The repercussions of them always being there for each other will really get tested as the second season gets underway. The arc of this series is that the friendship will really get tested … all three of them, and how much they can live together.
The fact that George is going to get old like a normal human being and die, whereas the other two will just carry on and stay beautiful like they are for the rest of their lives, will also be addressed.
SciFiPulse: News broke late last year that the American cable channel Syfy Channel were going to produce an Americanized version of Being Human. How do you feel about that, and can you see there being any potential for any cross over events?
Russell Tovey: I hope they make comparisons like they do with the British ‘Office’ and the American version. I think its great that they’re doing it.
We’ve been on BBC America so people know who we are. It can only be a testament to how successful we’ve all made the show that they want to have an American version. So hopefully the knock-on effect of that will bring an audience to us before folks get to see the American one.
It’s all good. It’s all great for the production company and wonderful that they’re all making some money.
It’s awesome and exciting. Everyone thinks that we’re going to be a little upset about that or a bit bitter.

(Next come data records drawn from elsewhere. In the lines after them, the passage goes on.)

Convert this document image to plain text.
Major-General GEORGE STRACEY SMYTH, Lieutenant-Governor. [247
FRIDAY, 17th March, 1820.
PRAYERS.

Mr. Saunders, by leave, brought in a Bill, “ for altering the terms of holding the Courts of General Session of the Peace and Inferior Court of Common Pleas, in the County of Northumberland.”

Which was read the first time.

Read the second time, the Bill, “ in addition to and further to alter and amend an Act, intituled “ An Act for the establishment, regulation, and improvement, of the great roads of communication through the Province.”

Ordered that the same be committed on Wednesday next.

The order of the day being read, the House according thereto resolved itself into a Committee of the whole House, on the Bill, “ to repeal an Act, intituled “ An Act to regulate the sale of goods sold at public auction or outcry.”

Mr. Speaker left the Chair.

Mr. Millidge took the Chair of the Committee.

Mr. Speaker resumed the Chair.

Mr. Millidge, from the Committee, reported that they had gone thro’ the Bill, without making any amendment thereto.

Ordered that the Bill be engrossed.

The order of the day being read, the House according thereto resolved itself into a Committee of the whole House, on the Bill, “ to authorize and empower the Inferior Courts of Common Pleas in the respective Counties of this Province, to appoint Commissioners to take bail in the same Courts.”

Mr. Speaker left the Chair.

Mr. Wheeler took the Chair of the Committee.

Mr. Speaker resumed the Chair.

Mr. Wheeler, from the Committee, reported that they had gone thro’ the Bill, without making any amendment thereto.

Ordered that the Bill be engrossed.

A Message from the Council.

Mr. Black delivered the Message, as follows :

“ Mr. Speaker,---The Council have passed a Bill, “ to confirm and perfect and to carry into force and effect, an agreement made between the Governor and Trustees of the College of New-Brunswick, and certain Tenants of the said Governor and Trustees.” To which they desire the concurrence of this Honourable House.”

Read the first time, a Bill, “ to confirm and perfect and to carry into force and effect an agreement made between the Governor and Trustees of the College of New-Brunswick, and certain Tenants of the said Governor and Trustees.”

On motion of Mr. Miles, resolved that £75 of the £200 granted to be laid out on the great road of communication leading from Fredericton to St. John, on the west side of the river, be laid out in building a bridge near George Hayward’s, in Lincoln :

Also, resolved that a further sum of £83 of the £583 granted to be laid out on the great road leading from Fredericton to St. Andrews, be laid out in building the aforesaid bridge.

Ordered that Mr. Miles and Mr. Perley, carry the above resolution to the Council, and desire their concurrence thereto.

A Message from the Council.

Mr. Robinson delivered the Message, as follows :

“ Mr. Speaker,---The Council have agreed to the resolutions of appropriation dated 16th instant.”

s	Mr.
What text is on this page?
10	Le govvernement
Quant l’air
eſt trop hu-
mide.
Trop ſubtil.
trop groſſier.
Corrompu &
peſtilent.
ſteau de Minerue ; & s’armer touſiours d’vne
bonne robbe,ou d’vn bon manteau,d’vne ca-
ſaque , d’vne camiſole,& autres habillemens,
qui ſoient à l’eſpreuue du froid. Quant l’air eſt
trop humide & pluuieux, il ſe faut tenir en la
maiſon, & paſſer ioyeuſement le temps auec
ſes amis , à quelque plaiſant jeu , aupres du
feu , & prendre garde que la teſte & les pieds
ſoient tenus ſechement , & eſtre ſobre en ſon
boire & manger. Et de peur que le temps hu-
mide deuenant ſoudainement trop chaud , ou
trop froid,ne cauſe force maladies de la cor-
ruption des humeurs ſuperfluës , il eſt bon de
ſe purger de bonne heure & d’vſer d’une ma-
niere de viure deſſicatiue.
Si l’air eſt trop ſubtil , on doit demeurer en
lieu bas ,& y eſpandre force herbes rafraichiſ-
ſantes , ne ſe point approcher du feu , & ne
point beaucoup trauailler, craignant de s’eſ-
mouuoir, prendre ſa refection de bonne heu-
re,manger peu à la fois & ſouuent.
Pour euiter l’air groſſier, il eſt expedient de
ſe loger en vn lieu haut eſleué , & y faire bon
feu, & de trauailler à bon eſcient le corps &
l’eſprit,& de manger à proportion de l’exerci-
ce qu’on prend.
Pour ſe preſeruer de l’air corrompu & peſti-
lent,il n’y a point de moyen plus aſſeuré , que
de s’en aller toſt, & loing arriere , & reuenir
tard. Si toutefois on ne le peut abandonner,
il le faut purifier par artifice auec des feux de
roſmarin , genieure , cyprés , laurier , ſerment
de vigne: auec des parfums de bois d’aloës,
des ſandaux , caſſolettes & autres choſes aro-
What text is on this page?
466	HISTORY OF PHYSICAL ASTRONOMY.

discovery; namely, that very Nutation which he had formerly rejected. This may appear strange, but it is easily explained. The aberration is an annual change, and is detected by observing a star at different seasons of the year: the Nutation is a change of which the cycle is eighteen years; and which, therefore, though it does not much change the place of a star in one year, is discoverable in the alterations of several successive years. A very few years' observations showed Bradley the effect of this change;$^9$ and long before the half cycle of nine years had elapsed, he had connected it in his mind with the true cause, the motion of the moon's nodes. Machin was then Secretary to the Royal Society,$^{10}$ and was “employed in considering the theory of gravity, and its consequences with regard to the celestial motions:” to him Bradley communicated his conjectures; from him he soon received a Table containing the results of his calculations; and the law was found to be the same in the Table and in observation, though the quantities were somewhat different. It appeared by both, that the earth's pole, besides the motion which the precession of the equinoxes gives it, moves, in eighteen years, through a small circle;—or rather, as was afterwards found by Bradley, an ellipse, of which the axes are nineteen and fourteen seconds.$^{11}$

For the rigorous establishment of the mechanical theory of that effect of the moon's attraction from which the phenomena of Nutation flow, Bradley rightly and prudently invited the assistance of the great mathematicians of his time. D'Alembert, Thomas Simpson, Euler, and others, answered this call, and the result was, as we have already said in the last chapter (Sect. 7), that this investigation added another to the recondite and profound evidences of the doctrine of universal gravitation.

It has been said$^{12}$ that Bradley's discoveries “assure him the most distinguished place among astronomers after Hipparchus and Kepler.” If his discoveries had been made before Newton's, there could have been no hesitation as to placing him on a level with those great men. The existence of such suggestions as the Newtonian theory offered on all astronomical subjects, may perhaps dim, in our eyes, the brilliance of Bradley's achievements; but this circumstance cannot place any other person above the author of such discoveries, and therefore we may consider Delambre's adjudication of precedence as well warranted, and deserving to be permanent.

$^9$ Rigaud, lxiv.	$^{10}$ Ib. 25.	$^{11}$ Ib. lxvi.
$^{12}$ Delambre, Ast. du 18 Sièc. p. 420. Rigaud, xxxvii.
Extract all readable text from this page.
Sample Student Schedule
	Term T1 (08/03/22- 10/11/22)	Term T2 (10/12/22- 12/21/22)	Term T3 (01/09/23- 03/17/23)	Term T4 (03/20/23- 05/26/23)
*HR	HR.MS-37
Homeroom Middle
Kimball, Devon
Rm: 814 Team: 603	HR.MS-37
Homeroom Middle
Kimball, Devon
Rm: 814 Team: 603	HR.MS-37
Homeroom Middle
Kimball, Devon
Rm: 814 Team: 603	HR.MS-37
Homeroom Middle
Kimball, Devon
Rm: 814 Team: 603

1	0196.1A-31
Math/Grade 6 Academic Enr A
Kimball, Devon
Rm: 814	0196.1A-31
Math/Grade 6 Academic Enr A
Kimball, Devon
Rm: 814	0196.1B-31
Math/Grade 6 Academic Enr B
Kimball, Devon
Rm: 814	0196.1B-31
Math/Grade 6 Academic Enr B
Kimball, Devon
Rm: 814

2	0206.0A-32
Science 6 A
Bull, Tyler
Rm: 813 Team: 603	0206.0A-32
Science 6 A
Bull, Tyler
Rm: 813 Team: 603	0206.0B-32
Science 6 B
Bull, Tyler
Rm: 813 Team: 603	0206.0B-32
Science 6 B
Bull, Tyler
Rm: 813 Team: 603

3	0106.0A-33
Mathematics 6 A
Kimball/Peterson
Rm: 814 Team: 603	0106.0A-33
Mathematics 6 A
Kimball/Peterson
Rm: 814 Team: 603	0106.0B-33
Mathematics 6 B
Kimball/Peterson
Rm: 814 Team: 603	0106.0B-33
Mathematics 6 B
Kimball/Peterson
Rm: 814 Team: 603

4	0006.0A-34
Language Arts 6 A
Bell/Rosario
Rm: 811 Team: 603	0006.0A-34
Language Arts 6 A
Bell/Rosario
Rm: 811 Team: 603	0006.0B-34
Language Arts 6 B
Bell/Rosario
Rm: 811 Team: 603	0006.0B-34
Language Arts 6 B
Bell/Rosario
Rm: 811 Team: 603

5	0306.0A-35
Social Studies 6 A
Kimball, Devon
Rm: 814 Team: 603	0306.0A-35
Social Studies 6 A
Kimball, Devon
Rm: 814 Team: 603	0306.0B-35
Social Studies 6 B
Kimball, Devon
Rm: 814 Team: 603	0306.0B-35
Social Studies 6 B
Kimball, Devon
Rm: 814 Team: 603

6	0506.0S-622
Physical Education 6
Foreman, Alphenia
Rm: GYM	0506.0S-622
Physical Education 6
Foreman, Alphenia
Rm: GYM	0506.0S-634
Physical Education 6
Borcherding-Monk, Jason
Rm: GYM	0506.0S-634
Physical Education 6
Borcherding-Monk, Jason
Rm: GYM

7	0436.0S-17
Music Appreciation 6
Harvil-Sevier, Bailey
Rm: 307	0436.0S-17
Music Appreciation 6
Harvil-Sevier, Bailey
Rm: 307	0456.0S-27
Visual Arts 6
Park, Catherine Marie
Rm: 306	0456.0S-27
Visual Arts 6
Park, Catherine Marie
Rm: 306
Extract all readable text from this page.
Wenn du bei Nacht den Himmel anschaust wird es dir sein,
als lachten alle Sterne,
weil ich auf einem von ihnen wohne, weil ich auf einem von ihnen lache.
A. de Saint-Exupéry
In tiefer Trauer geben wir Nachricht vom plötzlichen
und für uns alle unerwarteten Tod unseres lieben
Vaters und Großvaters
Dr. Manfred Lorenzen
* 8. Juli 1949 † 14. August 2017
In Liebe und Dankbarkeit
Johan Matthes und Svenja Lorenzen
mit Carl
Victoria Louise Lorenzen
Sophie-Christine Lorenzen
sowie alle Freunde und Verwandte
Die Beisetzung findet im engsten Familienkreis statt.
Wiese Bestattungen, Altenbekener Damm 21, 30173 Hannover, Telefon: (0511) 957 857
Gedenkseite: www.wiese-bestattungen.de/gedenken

But we’re still enjoying this and riding the wave on this one, so its great.
You never know. Maybe they’ll bring us all in for cameos. I don’t think that will happen, though. I think they’ll end up casting someone like Clare Danes to play Annie and Danny DeVito [Laughs]. I look forward to seeing what they do with it. They’re going to have a bigger budget obviously, a bigger budget to ruin it with. So hopefully they do that. And we’ll be the reigning champions.
SciFiPulse: How long can you see yourself playing George.
Russell Tovey: For as long they keep the series going, and it remains fun. Then I’ll be happy to stay with it. I think all three of us are very committed to the piece, and we love it and are very proud of it.
I love playing the character. So as long as they’ll have me, I’ll probably keep going.
SciFiPulse: What sort of things would you like to see happen with George should the series go beyond this second year?
Russell Tovey: I want him to go see his mother. I want to see his family, which he’s run away from. It doesn’t happen in the next series, but I’d like to see him bumping into his mum somewhere, perhaps dealing with the Werewolf issues over a cup of tea while he tells his family he’s a Werewolf. That’d be quite a conversation to have with your parents.
You can hear the audio version of this interview on Sunday’s edition of SFP Radio, in which we’ll be talking about the worst SciFi and Fantasy of the past Decade and looking ahead to the future.
Being Human returns to BBC THREE at 9:30pm this Sunday, 10 January.